My favorite actor, and the person whose career I most want to emulate, Allison Janney, talks about how she prepares to play horrible characters such as Tonya Harding’s mother in I, Tonya, by understanding the character’s history and place in the universe at that time and her character’s mind to figure out why she does what she does. Connecting to a character like that, Janney explains, is necessary to create empathy and hopefully, feel what the character feels.
One of my favorite artists, Taylor Swift, writes her music as a great lover of literature, unfolding lyrical revelations to paint a picture of the true emotional journey each song unfolds. In her final song on her 2022 album Midnights, she writes to her audience on a track called Dear Reader, comparing her medium of songwriting with literature.
Swift admits she loves reading and writing, mixing her love of creation of songwriting with storytelling. In my view, the base of all performance art is storytelling. Artists need to create in order to tell stories that are inside us. Even though her predominant art form publicly is music, her job does not control how she spends all of her time. She consumes different forms of art (in this case devours literature) in order to inform her process, whose ultimate goal is to create a richer, more meaningful song.

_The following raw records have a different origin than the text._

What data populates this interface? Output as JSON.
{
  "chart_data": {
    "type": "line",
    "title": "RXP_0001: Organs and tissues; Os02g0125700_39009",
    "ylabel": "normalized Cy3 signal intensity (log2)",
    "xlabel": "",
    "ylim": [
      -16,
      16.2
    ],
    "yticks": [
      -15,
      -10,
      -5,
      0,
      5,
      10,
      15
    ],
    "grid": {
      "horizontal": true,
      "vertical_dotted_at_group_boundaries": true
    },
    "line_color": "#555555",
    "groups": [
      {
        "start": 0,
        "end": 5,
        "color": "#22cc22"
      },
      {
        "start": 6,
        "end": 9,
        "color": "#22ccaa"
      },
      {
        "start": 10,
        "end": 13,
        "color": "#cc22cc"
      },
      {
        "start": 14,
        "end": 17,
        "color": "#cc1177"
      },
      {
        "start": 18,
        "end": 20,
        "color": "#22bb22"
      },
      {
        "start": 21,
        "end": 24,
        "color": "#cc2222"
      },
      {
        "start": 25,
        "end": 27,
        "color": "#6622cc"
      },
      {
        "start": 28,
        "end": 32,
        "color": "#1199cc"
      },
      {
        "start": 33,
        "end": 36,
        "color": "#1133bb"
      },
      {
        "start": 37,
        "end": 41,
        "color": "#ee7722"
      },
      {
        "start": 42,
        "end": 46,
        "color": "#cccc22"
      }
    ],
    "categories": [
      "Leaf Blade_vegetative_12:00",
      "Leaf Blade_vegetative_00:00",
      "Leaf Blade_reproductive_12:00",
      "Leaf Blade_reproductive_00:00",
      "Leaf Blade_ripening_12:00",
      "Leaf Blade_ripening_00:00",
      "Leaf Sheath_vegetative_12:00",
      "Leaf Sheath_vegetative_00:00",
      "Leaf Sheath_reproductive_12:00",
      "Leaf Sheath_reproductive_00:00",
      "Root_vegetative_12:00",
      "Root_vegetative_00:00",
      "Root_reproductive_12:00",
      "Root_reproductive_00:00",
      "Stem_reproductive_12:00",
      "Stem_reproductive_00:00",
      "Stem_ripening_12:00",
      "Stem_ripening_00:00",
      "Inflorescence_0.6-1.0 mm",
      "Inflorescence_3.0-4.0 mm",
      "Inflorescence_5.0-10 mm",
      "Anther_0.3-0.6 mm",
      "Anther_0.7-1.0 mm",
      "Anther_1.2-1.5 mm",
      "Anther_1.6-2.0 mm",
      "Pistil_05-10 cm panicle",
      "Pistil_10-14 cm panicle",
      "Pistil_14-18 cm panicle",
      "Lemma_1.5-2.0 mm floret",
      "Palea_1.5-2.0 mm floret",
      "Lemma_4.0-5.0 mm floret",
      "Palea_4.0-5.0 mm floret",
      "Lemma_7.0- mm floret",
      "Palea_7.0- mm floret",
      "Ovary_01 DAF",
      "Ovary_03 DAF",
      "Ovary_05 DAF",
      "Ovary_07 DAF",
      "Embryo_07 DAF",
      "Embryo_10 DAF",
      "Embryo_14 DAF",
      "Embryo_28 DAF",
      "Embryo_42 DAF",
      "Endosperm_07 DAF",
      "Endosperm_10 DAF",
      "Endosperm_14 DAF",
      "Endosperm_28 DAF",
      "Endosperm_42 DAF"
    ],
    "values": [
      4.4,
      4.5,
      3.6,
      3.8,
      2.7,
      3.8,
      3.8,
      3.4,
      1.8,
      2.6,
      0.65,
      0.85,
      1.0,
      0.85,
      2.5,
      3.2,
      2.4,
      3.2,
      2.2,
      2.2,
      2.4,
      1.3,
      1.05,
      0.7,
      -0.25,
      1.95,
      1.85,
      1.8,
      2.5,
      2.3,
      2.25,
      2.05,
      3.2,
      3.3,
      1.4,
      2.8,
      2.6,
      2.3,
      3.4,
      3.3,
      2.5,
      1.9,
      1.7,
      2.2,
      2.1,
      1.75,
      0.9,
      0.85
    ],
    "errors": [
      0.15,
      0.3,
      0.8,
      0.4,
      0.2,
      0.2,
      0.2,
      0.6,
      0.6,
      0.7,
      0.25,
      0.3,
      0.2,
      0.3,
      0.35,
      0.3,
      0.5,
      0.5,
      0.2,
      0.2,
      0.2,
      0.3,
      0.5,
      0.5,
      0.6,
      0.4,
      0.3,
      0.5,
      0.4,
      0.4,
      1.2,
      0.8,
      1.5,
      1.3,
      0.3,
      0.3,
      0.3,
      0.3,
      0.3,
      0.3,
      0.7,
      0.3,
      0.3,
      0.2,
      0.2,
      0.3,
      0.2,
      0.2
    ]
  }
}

If an actor is a true artist and not just an opportunist, they will be drawn to create and storytell however they can. For me, that means writing poetry that no one will ever read, or making playlists of music for characters I love, and using both my artistic and intellectual academic lives as resources. Not all I create or learn or research is for the purpose of showing the public, but it helps me in my process to really dive into the type of artist and actor I want to be. My anthropology major may not be full of acting classes or asking me to perform on stage, but it is equally important to my artistic quest. I believe that a more holistic education is the best way to teach artists how to be full human beings which in turn will make them better artists.
My philosophy and method when it comes to acting, anthropology, and life is searching for balance by incorporating the rich tapestry of artistic and academic influence the world has to offer.
No part of acting is just one thing. Performance requires a sense of the whole. Just like actors are one piece of a whole work of art, their performance can only be rich and nuanced with the knowledge of where the character they are portraying fits into the larger piece, their history and their larger world. There are so many moving parts of the whole that require a successful present performance, and without a well-rounded life, an actor simply will not have enough tools to make that successful performance happen.